The lightning bolt that struck her nine years ago could not have imagined that she could survive it. Looking at her remains, charred within, it is stunning to me that she stood as long as she did. She was mostly gone at the base.The 8 foot trunk which I saved for an artist’s touch weighed 2500 pounds. The total weight was many times that in her 85 foot height. The evening before, I sat with her and hugged her, and knocked on her looking for some sign that would say I should give her more time. The sounds of solid wood were diminished and sullen from progressive rot. She was fighting still to keep her noble head high and her extraordinary green garden pushed into the sky.For the first time, she showed me the rot in her massive foot that ran under the house. We both knew her efforts could no longer mend her and not much longer sustain her, and I would take her down to keep her fall from injuring her friends who so long stood beside her.She was a giant when the house was built a hundred or more years ago, and she guarded it and its frightened inhabitants from countless storms and even the tornado in the sixties that took dozens of trees from around her.She sheltered tribes of natives who lived and hunted around her and watched hundreds of generations of birds, deer, opossum, racoon, and other wildlife give birth and die before her.

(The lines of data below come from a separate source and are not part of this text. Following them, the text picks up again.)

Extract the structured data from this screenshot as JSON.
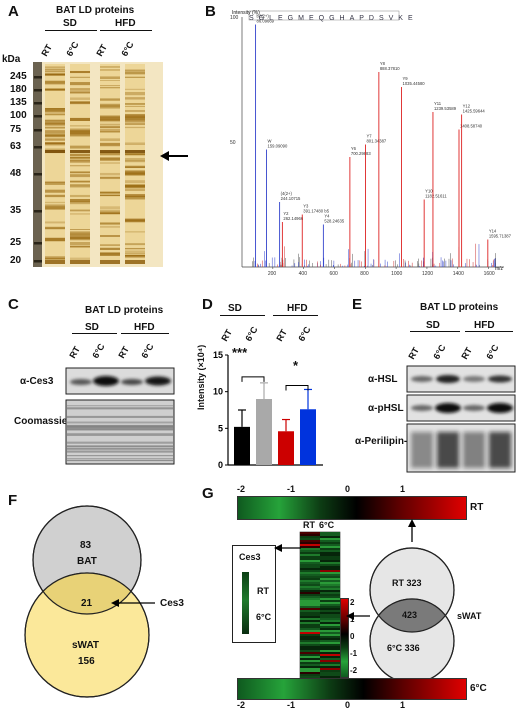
{
  "panels": {
    "A": "A",
    "B": "B",
    "C": "C",
    "D": "D",
    "E": "E",
    "F": "F",
    "G": "G"
  },
  "panel_a": {
    "title": "BAT LD proteins",
    "groups": [
      "SD",
      "HFD"
    ],
    "lanes": [
      "RT",
      "6°C",
      "RT",
      "6°C"
    ],
    "kda_label": "kDa",
    "markers": [
      "245",
      "180",
      "135",
      "100",
      "75",
      "63",
      "48",
      "35",
      "25",
      "20"
    ]
  },
  "panel_b": {
    "sequence": "SGLEGMEQGHAPDSVKE",
    "y_label": "Intensity (%)",
    "x_label": "m/z",
    "y_ticks": [
      "100",
      "50"
    ],
    "x_ticks": [
      "200",
      "400",
      "600",
      "800",
      "1000",
      "1200",
      "1400",
      "1600"
    ],
    "peaks": [
      {
        "label": "b2(2+)\n86.09669",
        "mz": 88,
        "i": 97,
        "c": "b"
      },
      {
        "label": "W\n159.09090",
        "mz": 159,
        "i": 47,
        "c": "b"
      },
      {
        "label": "(4(2+)\n244.10715",
        "mz": 244,
        "i": 26,
        "c": "b"
      },
      {
        "label": "Y2\n262.14966",
        "mz": 262,
        "i": 18,
        "c": "r"
      },
      {
        "label": "Y3\n391.17480",
        "mz": 391,
        "i": 21,
        "c": "r"
      },
      {
        "label": "b5\nY4\n528.24635",
        "mz": 528,
        "i": 17,
        "c": "b"
      },
      {
        "label": "Y6\n700.29883",
        "mz": 700,
        "i": 44,
        "c": "r"
      },
      {
        "label": "Y7\n801.34387",
        "mz": 801,
        "i": 49,
        "c": "r"
      },
      {
        "label": "Y8\n888.37810",
        "mz": 888,
        "i": 78,
        "c": "r"
      },
      {
        "label": "Y9\n1035.44580",
        "mz": 1035,
        "i": 72,
        "c": "r"
      },
      {
        "label": "Y10\n1182.51611",
        "mz": 1182,
        "i": 27,
        "c": "r"
      },
      {
        "label": "Y11\n1239.53589",
        "mz": 1239,
        "i": 62,
        "c": "r"
      },
      {
        "label": "1408.58740",
        "mz": 1408,
        "i": 55,
        "c": "r"
      },
      {
        "label": "Y12\n1425.59644",
        "mz": 1425,
        "i": 61,
        "c": "r"
      },
      {
        "label": "Y14\n1595.71387",
        "mz": 1595,
        "i": 11,
        "c": "r"
      }
    ]
  },
  "panel_c": {
    "title": "BAT LD proteins",
    "groups": [
      "SD",
      "HFD"
    ],
    "lanes": [
      "RT",
      "6°C",
      "RT",
      "6°C"
    ],
    "rows": [
      "α-Ces3",
      "Coomassie"
    ]
  },
  "panel_d": {
    "groups": [
      "SD",
      "HFD"
    ],
    "lanes": [
      "RT",
      "6°C",
      "RT",
      "6°C"
    ],
    "significance": [
      "***",
      "*"
    ]
  },
  "panel_e": {
    "title": "BAT LD proteins",
    "groups": [
      "SD",
      "HFD"
    ],
    "lanes": [
      "RT",
      "6°C",
      "RT",
      "6°C"
    ],
    "rows": [
      "α-HSL",
      "α-pHSL",
      "α-Perilipin-1"
    ]
  },
  "panel_f": {
    "bat_count": "83",
    "bat_label": "BAT",
    "overlap_count": "21",
    "overlap_label": "Ces3",
    "swat_label": "sWAT",
    "swat_count": "156"
  },
  "panel_g": {
    "colorbar_ticks": [
      "-2",
      "-1",
      "0",
      "1"
    ],
    "top_bar_label": "RT",
    "bottom_bar_label": "6°C",
    "heat_cols": [
      "RT",
      "6°C"
    ],
    "inset_title": "Ces3",
    "inset_rt": "RT",
    "inset_6c": "6°C",
    "scale_ticks": [
      "2",
      "1",
      "0",
      "-1",
      "-2"
    ],
    "venn_rt": "RT 323",
    "venn_overlap": "423",
    "venn_6c": "6°C 336",
    "venn_label": "sWAT"
  },
  "chart_data": {
    "type": "bar",
    "categories": [
      "SD RT",
      "SD 6°C",
      "HFD RT",
      "HFD 6°C"
    ],
    "values": [
      5.2,
      9.0,
      4.6,
      7.6
    ],
    "errors": [
      2.3,
      2.2,
      1.6,
      2.7
    ],
    "ylabel": "Intensity (×10⁴)",
    "ylim": [
      0,
      15
    ],
    "yticks": [
      0,
      5,
      10,
      15
    ],
    "colors": [
      "#000000",
      "#a9a9a9",
      "#cc0000",
      "#0033dd"
    ]
  }
}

She watched farmers toil in her fields and laugh and weep before her and lovers join forever in devotion. She bloomed, and sent her sweet fragrance throughout the land so bees took her essence and made food to share with us all.

My first time on the balcony with my beloved Faye, her limb reached down almost to touch us with one perfect fragrant blossom offering her greeting to me and to the magic of this place. If the cosmos takes into account her accumulated strength, her devotion and effort, her death must release so much good that other life forces will reach out to soak her up unto themselves and she will continue to nurture long after mankind’s memory of her is gone.